Manche verabschiedeten sich selbst von dieser auferlegten Verbesserung ihres Lebens „und prangern die Fehler und Defizite der anderen an“, wies der Bischof hin.

Christlich sei demgegenüber die realistische Sichtweise: Im Leben gibt es Behinderung, Krankheit, Sünde, Schwächen und Defizite. Der Glauben entlaste vom Druck, innerweltlich Heil herstellen zu müssen, so Scheuer. Sich von Gott lieben zu lassen, befreie aus dem „Teufelskreis der Selbstüberhebung und der Selbstverachtung, befreit vom Gotteskomplex und vom Mittelpunktwahn“. Der Mensch werde zur Annahme seiner Endlichkeit und Sterblichkeit befreit.

Marketz: Glaube statt Impfstreiterei

„Es gibt ja doch noch Wunder in dieser Welt!“ Mit dieser Feststellung begann der Kärntner Bischof Josef Marketz seine Christtagspredigt im Klagenfurter Dom. Er bekannte, während der vergangenen Monate „wirklich unglücklich“ gewesen zu sein darüber, "dass so viele Menschen, die etwas von mir wollten, sich nur noch über die Kirche beschwerten:

Warum handelt sie so und nicht anders? Warum setzt sie sich für die einen ein und nicht für die anderen usw." Doch jetzt, zu Weihnachten, würden plötzlich viele Journalisten und auch Gläubige laut nach Gott fragen, nach seiner Bedeutung für die gegenwärtige Zeit, nach den Taten, Gesten und Worten Jesu Christi, die uns in dieser Krise weiterhelfen könnten.

Christsein bedeutet nach den Worten von Bischof Marketz, „dass wir dem Wesen Gottes in unserem konkreten Leben, in unseren Worten und Taten eine menschliche Gestalt geben.“ Wie Jesus etwas von Gott selbst sichtbar zu machen sei ein großes Programm, das in vielen kleinen Handlungen umgesetzt wird.

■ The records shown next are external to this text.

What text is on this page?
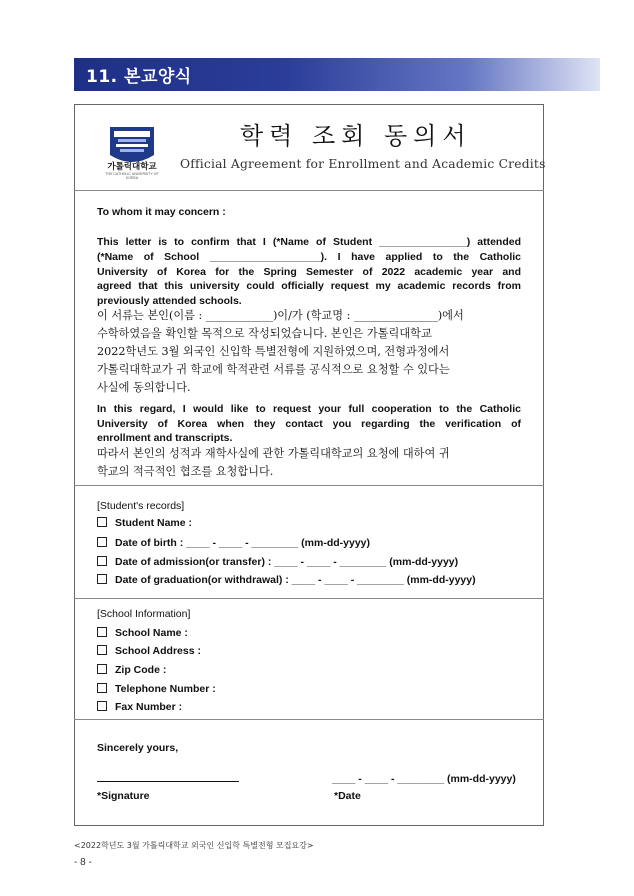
11. 본교양식
가톨릭대학교
THE CATHOLIC UNIVERSITY OF KOREA
학력 조회 동의서
Official Agreement for Enrollment and Academic Credits
To whom it may concern :
This letter is to confirm that I (*Name of Student _______________) attended
(*Name of School ___________________). I have applied to the Catholic
University of Korea for the Spring Semester of 2022 academic year and
agreed that this university could officially request my academic records from
previously attended schools.
이 서류는 본인(이름 : ____________)이/가 (학교명 : _______________)에서
수학하였음을 확인할 목적으로 작성되었습니다. 본인은 가톨릭대학교
2022학년도 3월 외국인 신입학 특별전형에 지원하였으며, 전형과정에서
가톨릭대학교가 귀 학교에 학적관련 서류를 공식적으로 요청할 수 있다는
사실에 동의합니다.
In this regard, I would like to request your full cooperation to the Catholic
University of Korea when they contact you regarding the verification of
enrollment and transcripts.
따라서 본인의 성적과 재학사실에 관한 가톨릭대학교의 요청에 대하여 귀
학교의 적극적인 협조를 요청합니다.
[Student's records]
Student Name :
Date of birth : ____ - ____ - ________ (mm-dd-yyyy)
Date of admission(or transfer) : ____ - ____ - ________ (mm-dd-yyyy)
Date of graduation(or withdrawal) : ____ - ____ - ________ (mm-dd-yyyy)
[School Information]
School Name :
School Address :
Zip Code :
Telephone Number :
Fax Number :
Sincerely yours,
____ - ____ - ________ (mm-dd-yyyy)
*Signature	*Date
<2022학년도 3월 가톨릭대학교 외국인 신입학 특별전형 모집요강>
- 8 -
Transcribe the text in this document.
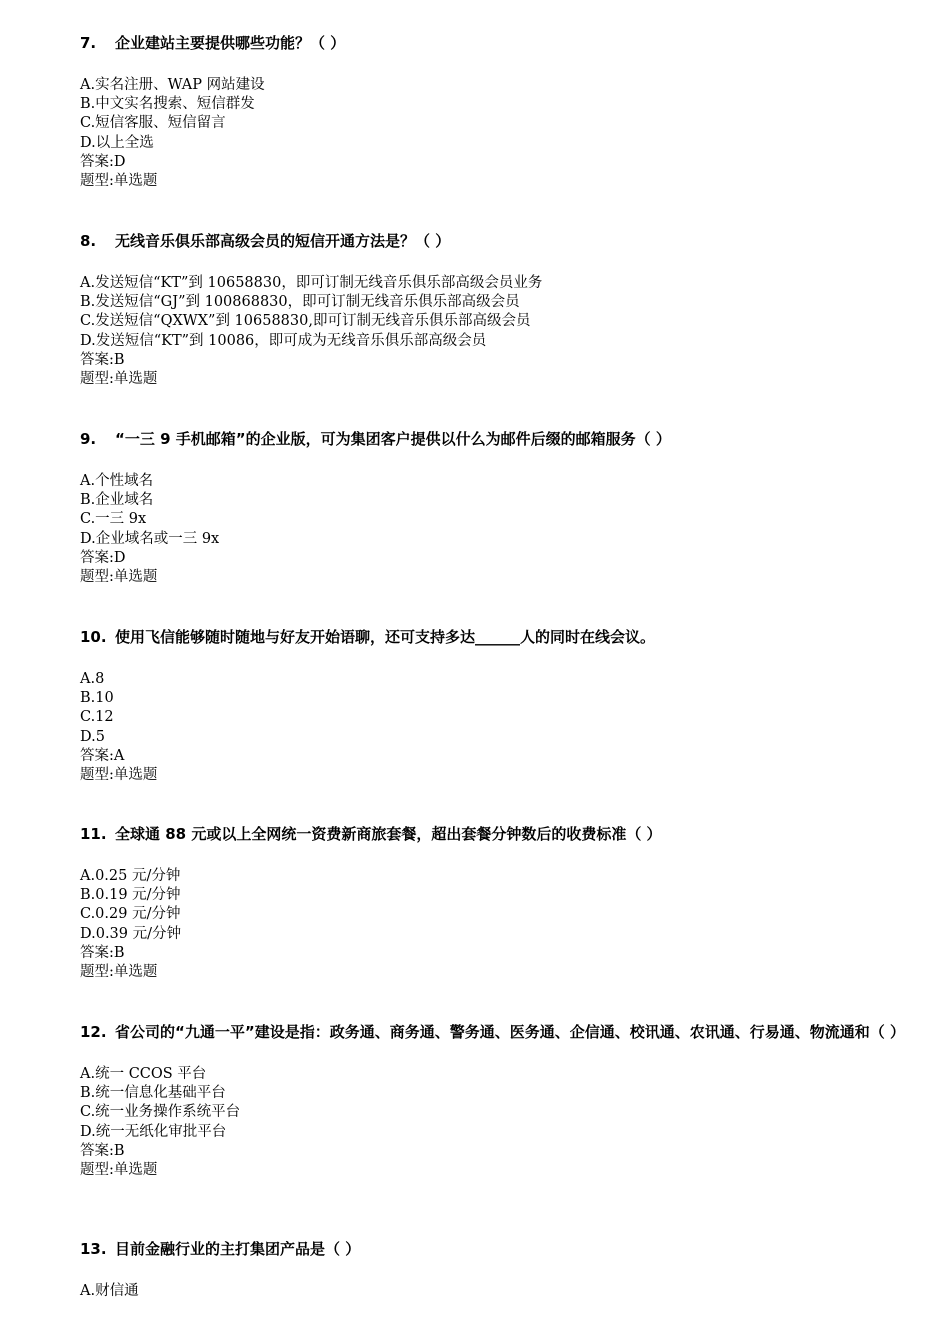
7.	企业建站主要提供哪些功能？（ ）
A.实名注册、WAP 网站建设
B.中文实名搜索、短信群发
C.短信客服、短信留言
D.以上全选
答案:D
题型:单选题
8.	无线音乐俱乐部高级会员的短信开通方法是？（ ）
A.发送短信“KT”到 10658830，即可订制无线音乐俱乐部高级会员业务
B.发送短信“GJ”到 100868830，即可订制无线音乐俱乐部高级会员
C.发送短信“QXWX”到 10658830,即可订制无线音乐俱乐部高级会员
D.发送短信“KT”到 10086，即可成为无线音乐俱乐部高级会员
答案:B
题型:单选题
9.	“一三 9 手机邮箱”的企业版，可为集团客户提供以什么为邮件后缀的邮箱服务（ ）
A.个性域名
B.企业域名
C.一三 9x
D.企业域名或一三 9x
答案:D
题型:单选题
10. 使用飞信能够随时随地与好友开始语聊，还可支持多达______人的同时在线会议。
A.8
B.10
C.12
D.5
答案:A
题型:单选题
11. 全球通 88 元或以上全网统一资费新商旅套餐，超出套餐分钟数后的收费标准（ ）
A.0.25 元/分钟
B.0.19 元/分钟
C.0.29 元/分钟
D.0.39 元/分钟
答案:B
题型:单选题
12. 省公司的“九通一平”建设是指：政务通、商务通、警务通、医务通、企信通、校讯通、农讯通、行易通、物流通和（ ）
A.统一 CCOS 平台
B.统一信息化基础平台
C.统一业务操作系统平台
D.统一无纸化审批平台
答案:B
题型:单选题
13. 目前金融行业的主打集团产品是（ ）
A.财信通
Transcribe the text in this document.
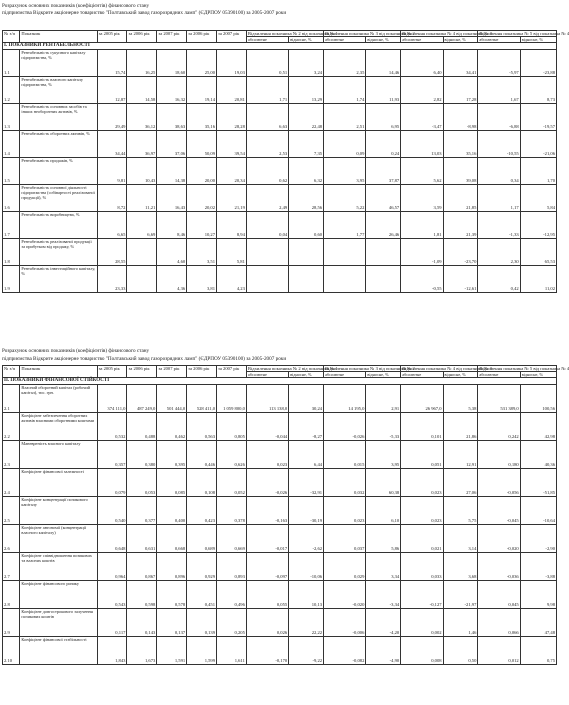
Розрахунок основних показників (коефіцієнтів) фінансового стану
підприємства Відкрите акціонерне товариство "Полтавський завод газорозрядних ламп" (ЄДРПОУ 05390100) за 2005-2007 роки
№ з/п	Показник	за 2005 рік	за 2006 рік	за 2007 рік	за 2006 рік	за 2007 рік	Відхилення показника № 2 від показника № 1		Відхилення показника № 3 від показника № 2		Відхилення показника № 4 від показника № 3		Відхилення показника № 5 від показника № 4	
							абсолютне	відносне, %	абсолютне	відносне, %	абсолютне	відносне, %	абсолютне	відносне, %
I. ПОКАЗНИКИ РЕНТАБЕЛЬНОСТІ														
1.1	Рентабельність сукупного капіталу підприємства, %	15,74	16,25	18,60	25,00	19,03	0,51	3,24	2,35	14,46	6,40	34,41	-5,97	-23,88
1.2	Рентабельність власного капіталу підприємства, %	12,87	14,58	16,32	19,14	20,81	1,71	13,29	1,74	11,93	2,82	17,28	1,67	8,73
1.3	Рентабельність основних засобів та інших необоротних активів, %	29,49	36,12	38,63	35,16	28,28	6,63	22,48	2,51	6,95	-3,47	-8,98	-6,88	-19,57
1.4	Рентабельність оборотних активів, %	34,44	36,97	37,06	50,09	39,54	2,53	7,35	0,09	0,24	13,03	35,16	-10,55	-21,06
1.5	Рентабельність продажів, %	9,81	10,43	14,38	20,00	20,34	0,62	6,32	3,95	37,87	5,62	39,08	0,34	1,70
1.6	Рентабельність основної діяльності підприємства (собівартості реалізованої продукції), %	8,72	11,21	16,43	20,02	21,19	2,49	28,56	5,22	46,57	3,59	21,85	1,17	5,84
1.7	Рентабельність виробництва, %	6,65	6,69	8,46	10,27	8,94	0,04	0,60	1,77	26,46	1,81	21,39	-1,33	-12,95
1.8	Рентабельність реалізованої продукції за прибутком від продажу, %	28,55		4,60	3,51	5,81					-1,09	-23,70	2,30	65,53
1.9	Рентабельність інвестиційного капіталу, %	23,33		4,36	3,81	4,23					-0,55	-12,61	0,42	11,02
Розрахунок основних показників (коефіцієнтів) фінансового стану
підприємства Відкрите акціонерне товариство "Полтавський завод газорозрядних ламп" (ЄДРПОУ 05390100) за 2005-2007 роки
№ з/п	Показник	за 2005 рік	за 2006 рік	за 2007 рік	за 2006 рік	за 2007 рік	Відхилення показника № 2 від показника № 1		Відхилення показника № 3 від показника № 2		Відхилення показника № 4 від показника № 3		Відхилення показника № 5 від показника № 4	
							абсолютне	відносне, %	абсолютне	відносне, %	абсолютне	відносне, %	абсолютне	відносне, %
II. ПОКАЗНИКИ ФІНАНСОВОЇ СТІЙКОСТІ														
2.1	Власний оборотний капітал (робочий капітал), тис. грн.	374 111,0	487 249,0	501 444,0	528 411,0	1 059 800,0	113 138,0	30,24	14 195,0	2,91	26 967,0	5,38	531 389,0	100,56
2.2	Коефіцієнт забезпечення оборотних активів власними оборотними коштами	0,532	0,488	0,462	0,563	0,805	-0,044	-8,27	-0,026	-5,33	0,101	21,86	0,242	42,98
2.3	Маневреність власного капіталу	0,357	0,380	0,395	0,446	0,626	0,023	6,44	0,015	3,95	0,051	12,91	0,180	40,36
2.4	Коефіцієнт фінансової залежності	0,079	0,053	0,085	0,108	0,052	-0,026	-32,91	0,032	60,38	0,023	27,06	-0,056	-51,85
2.5	Коефіцієнт концентрації позикового капіталу	0,540	0,377	0,400	0,423	0,378	-0,163	-30,19	0,023	6,10	0,023	5,75	-0,045	-10,64
2.6	Коефіцієнт автономії (концентрації власного капіталу)	0,648	0,631	0,668	0,689	0,669	-0,017	-2,62	0,037	5,86	0,021	3,14	-0,020	-2,90
2.7	Коефіцієнт співвідношення позикових та власних коштів	0,964	0,867	0,896	0,929	0,893	-0,097	-10,06	0,029	3,34	0,033	3,68	-0,036	-3,88
2.8	Коефіцієнт фінансового ризику	0,543	0,598	0,578	0,451	0,496	0,055	10,13	-0,020	-3,34	-0,127	-21,97	0,045	9,98
2.9	Коефіцієнт довгострокового залучення позикових коштів	0,117	0,143	0,137	0,139	0,205	0,026	22,22	-0,006	-4,20	0,002	1,46	0,066	47,48
2.10	Коефіцієнт фінансової стабільності	1,843	1,673	1,591	1,599	1,611	-0,170	-9,22	-0,082	-4,90	0,008	0,50	0,012	0,75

Das führte Marketz zur kritischen Anfrage: „Wie kann man die Mitgliedschaft in unserer Kirche davon abhängig machen, ob man geimpft ist oder nicht bzw. sich für das eine oder andere ausspricht??“ Er schloss mit dem Wunsch, „dass die Liebe, die Weisheit und Menschenfreundlichkeit Gottes in unserem Leben immer mehr Fleisch werde“.